Do you folks have any suggestions for a speaker upgrade inside the new e90. Bavariansoundwerks does not have anything for the e90 and I really want upgraded speakers for optimal sound. possibly adding additional speakers to the back doors.


----------



## wheeler (Oct 26, 2005)

Do you have Logic 7? Assuming you do, everyone at the local stereo shops I talked to said you could not improve the existing system, except by adding another amp and subs in the trunk. They said it had to do with the fact that it is already amplified, and uses fiber optic cables. 

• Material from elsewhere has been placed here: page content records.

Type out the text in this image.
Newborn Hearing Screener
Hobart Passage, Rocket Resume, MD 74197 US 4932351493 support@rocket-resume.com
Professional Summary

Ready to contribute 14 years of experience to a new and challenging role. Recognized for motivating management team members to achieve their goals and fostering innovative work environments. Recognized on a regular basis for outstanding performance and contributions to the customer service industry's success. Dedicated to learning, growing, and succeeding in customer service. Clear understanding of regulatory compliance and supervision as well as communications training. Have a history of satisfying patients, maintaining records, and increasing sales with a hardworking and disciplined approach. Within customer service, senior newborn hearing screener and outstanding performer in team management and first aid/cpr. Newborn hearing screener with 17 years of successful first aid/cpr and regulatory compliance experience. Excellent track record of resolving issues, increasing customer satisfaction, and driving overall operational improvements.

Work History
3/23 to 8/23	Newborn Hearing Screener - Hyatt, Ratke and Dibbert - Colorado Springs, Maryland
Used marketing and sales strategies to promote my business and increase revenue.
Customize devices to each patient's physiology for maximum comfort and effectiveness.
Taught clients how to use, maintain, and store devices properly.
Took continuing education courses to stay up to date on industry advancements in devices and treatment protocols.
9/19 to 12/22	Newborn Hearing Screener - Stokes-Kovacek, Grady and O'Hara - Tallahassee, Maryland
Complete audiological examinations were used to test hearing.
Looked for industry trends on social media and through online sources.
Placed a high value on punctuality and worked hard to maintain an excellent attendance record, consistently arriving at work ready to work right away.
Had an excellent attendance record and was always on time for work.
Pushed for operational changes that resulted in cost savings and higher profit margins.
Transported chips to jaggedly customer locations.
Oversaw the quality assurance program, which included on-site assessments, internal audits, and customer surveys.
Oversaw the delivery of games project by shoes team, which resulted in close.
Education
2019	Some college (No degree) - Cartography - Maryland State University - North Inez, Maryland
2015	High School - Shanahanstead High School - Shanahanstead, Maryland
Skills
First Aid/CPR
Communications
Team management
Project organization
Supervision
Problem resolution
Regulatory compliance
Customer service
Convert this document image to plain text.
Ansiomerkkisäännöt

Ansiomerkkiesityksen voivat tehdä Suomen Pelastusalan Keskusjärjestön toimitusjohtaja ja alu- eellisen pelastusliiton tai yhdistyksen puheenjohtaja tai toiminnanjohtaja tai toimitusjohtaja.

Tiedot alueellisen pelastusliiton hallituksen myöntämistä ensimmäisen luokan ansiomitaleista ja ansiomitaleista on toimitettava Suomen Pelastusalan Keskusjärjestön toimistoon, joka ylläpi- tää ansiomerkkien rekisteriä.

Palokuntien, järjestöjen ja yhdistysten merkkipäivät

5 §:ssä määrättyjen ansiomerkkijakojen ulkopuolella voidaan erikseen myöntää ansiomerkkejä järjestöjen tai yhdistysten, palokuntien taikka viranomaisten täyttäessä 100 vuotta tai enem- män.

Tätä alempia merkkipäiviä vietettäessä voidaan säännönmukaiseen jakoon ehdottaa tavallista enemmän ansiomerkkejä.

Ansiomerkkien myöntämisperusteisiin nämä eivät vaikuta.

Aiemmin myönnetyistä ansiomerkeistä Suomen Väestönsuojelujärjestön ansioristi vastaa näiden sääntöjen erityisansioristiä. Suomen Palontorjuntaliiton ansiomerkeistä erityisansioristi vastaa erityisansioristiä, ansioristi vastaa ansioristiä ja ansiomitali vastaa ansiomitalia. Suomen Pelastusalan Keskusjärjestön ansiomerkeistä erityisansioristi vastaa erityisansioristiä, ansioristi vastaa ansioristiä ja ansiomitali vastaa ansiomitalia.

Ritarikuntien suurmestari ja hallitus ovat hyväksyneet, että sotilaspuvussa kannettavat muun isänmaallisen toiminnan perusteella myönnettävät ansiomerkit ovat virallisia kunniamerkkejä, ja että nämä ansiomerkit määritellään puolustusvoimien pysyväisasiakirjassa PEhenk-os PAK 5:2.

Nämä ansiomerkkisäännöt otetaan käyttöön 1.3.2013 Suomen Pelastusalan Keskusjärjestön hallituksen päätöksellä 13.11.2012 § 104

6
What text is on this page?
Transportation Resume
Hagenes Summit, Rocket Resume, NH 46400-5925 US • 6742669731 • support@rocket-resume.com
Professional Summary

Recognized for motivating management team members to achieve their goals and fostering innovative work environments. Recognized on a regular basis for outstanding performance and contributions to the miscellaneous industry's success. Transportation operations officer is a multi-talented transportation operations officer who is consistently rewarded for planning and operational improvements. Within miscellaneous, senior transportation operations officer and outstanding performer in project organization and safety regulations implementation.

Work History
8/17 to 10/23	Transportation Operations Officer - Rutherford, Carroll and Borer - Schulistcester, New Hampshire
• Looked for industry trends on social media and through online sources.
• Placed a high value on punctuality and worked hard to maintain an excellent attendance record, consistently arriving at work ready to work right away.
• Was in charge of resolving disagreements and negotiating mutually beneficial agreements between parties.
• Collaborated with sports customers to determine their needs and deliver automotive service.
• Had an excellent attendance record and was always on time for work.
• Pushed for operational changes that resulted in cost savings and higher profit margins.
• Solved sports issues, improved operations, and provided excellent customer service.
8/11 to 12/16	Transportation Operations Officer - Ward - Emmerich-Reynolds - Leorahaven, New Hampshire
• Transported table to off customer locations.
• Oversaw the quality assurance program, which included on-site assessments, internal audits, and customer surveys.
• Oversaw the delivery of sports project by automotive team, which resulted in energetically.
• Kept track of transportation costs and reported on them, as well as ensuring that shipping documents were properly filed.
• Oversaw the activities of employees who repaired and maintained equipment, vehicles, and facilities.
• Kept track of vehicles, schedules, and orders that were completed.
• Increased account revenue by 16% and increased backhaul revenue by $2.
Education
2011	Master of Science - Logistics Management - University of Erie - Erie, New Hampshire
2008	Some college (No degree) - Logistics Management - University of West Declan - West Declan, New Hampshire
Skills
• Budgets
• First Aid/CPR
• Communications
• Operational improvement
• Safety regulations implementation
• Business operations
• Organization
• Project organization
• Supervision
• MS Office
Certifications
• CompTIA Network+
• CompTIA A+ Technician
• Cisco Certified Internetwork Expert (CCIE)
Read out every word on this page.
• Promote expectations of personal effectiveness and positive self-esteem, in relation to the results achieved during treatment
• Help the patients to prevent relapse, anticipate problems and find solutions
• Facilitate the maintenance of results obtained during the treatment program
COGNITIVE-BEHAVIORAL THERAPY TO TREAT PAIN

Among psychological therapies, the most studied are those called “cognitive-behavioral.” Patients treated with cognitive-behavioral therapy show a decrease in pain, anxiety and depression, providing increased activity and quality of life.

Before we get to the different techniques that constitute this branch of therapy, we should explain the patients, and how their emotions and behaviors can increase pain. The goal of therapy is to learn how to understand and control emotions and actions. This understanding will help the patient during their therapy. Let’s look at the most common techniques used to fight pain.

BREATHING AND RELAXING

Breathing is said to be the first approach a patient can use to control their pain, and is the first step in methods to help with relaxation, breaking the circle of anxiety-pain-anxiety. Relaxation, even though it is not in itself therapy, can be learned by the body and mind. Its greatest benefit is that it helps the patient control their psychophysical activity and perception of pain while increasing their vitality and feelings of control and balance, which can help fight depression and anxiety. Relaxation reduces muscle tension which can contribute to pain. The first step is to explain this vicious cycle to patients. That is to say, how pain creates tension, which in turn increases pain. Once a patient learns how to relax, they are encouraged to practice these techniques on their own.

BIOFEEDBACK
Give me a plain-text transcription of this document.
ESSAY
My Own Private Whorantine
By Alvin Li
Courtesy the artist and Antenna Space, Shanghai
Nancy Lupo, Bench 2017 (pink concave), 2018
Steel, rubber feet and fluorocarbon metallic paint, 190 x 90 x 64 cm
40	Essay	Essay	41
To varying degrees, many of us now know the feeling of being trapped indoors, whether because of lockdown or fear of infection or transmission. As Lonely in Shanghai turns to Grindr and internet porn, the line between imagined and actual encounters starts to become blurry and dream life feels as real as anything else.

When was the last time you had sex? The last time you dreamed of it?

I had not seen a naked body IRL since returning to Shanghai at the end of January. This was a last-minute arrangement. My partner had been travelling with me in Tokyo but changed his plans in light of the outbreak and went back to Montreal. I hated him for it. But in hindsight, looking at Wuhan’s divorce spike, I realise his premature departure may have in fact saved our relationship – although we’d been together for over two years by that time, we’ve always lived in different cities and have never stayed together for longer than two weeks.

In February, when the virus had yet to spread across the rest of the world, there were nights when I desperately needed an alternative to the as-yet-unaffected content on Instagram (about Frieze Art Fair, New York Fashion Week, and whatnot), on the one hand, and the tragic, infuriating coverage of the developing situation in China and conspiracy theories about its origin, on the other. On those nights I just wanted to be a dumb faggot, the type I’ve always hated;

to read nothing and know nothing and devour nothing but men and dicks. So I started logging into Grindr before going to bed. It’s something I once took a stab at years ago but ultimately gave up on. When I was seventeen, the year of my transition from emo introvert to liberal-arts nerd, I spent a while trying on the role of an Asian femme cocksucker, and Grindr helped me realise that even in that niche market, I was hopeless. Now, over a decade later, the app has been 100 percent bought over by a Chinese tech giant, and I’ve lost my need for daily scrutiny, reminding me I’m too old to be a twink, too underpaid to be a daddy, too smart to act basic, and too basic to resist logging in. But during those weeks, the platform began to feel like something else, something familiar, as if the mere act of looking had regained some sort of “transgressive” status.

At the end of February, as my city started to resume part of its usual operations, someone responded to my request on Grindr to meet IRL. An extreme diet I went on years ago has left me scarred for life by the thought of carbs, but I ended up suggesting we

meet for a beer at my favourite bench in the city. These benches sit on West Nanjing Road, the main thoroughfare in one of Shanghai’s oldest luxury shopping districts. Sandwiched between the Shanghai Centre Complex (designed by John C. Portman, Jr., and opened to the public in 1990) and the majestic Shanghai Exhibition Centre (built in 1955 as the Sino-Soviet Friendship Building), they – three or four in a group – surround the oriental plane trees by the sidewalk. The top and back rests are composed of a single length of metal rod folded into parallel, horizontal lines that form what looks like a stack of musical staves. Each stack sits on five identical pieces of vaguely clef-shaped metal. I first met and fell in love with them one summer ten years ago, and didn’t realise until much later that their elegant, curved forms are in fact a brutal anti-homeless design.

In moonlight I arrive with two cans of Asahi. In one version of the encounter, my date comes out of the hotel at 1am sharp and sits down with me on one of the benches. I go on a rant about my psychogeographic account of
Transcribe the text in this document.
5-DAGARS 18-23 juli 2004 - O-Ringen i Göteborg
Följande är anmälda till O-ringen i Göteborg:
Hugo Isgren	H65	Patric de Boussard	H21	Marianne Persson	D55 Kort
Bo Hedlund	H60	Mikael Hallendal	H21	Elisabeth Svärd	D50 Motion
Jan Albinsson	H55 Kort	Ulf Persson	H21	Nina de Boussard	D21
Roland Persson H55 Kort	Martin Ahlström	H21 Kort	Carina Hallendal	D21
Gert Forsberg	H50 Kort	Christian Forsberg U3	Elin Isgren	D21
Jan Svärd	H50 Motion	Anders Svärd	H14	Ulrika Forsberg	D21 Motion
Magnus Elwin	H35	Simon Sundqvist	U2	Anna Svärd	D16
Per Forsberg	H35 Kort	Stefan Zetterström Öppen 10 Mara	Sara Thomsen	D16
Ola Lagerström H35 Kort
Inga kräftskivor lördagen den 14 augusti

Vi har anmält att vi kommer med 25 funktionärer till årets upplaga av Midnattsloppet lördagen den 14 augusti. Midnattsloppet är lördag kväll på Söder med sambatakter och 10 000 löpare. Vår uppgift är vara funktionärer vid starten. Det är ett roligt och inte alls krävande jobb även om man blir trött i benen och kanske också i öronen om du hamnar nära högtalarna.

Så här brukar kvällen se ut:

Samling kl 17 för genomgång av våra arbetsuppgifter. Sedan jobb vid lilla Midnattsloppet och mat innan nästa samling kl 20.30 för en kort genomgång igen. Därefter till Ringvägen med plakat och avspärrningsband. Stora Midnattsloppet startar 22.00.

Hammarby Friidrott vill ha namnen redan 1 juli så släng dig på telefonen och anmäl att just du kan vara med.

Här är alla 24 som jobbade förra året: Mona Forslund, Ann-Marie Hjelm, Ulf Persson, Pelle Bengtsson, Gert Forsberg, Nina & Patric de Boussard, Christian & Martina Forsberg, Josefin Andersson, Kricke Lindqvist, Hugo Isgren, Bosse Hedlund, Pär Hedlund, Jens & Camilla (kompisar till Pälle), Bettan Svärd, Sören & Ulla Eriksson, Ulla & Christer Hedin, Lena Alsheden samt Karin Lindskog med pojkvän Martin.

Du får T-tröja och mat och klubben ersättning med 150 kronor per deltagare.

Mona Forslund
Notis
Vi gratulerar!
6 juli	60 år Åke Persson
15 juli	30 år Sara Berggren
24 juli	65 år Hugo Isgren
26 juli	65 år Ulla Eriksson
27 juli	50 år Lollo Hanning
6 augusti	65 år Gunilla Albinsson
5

So anyway, I added a 500 watt amp and 2-10" subs. Much better, but not a perfect solution by any means.


----------



## stylinexpat (May 23, 2004)

http://www.bimmerfest.com/forums/showthread.php?t=131726

I'm not sure as to what Stereo system you have in your car but if you just ugrade your speakers to the MB Quartz Speakers you will see a huge improvement in Sound quality and Volume. I'm very happy with my MB Quartz, the stock ones were junk. Try them, I thik you will be quite please with them. You need to get the High end MB Quarts speakers and not the cheap stuff. Speakers alone will run you around $900 or so. I had them installed in my 130i Above is a link for you to look at.


----------



## longhorn35 (May 28, 2006)

*no logic 7*



wheeler said:


> Do you have Logic 7? Assuming you do, everyone at the local stereo shops I talked to said you could not improve the existing system, except by adding another amp and subs in the trunk. They said it had to do with the fact that it is already amplified, and uses fiber optic cables.
> 
> So anyway, I added a 500 watt amp and 2-10" subs. Much better, but not a perfect solution by any means.


I do not have logic 7. I need door speakers for the rear and sub upgrade info! I prefer to keep the same speaker configuration with subs under the seats.


----------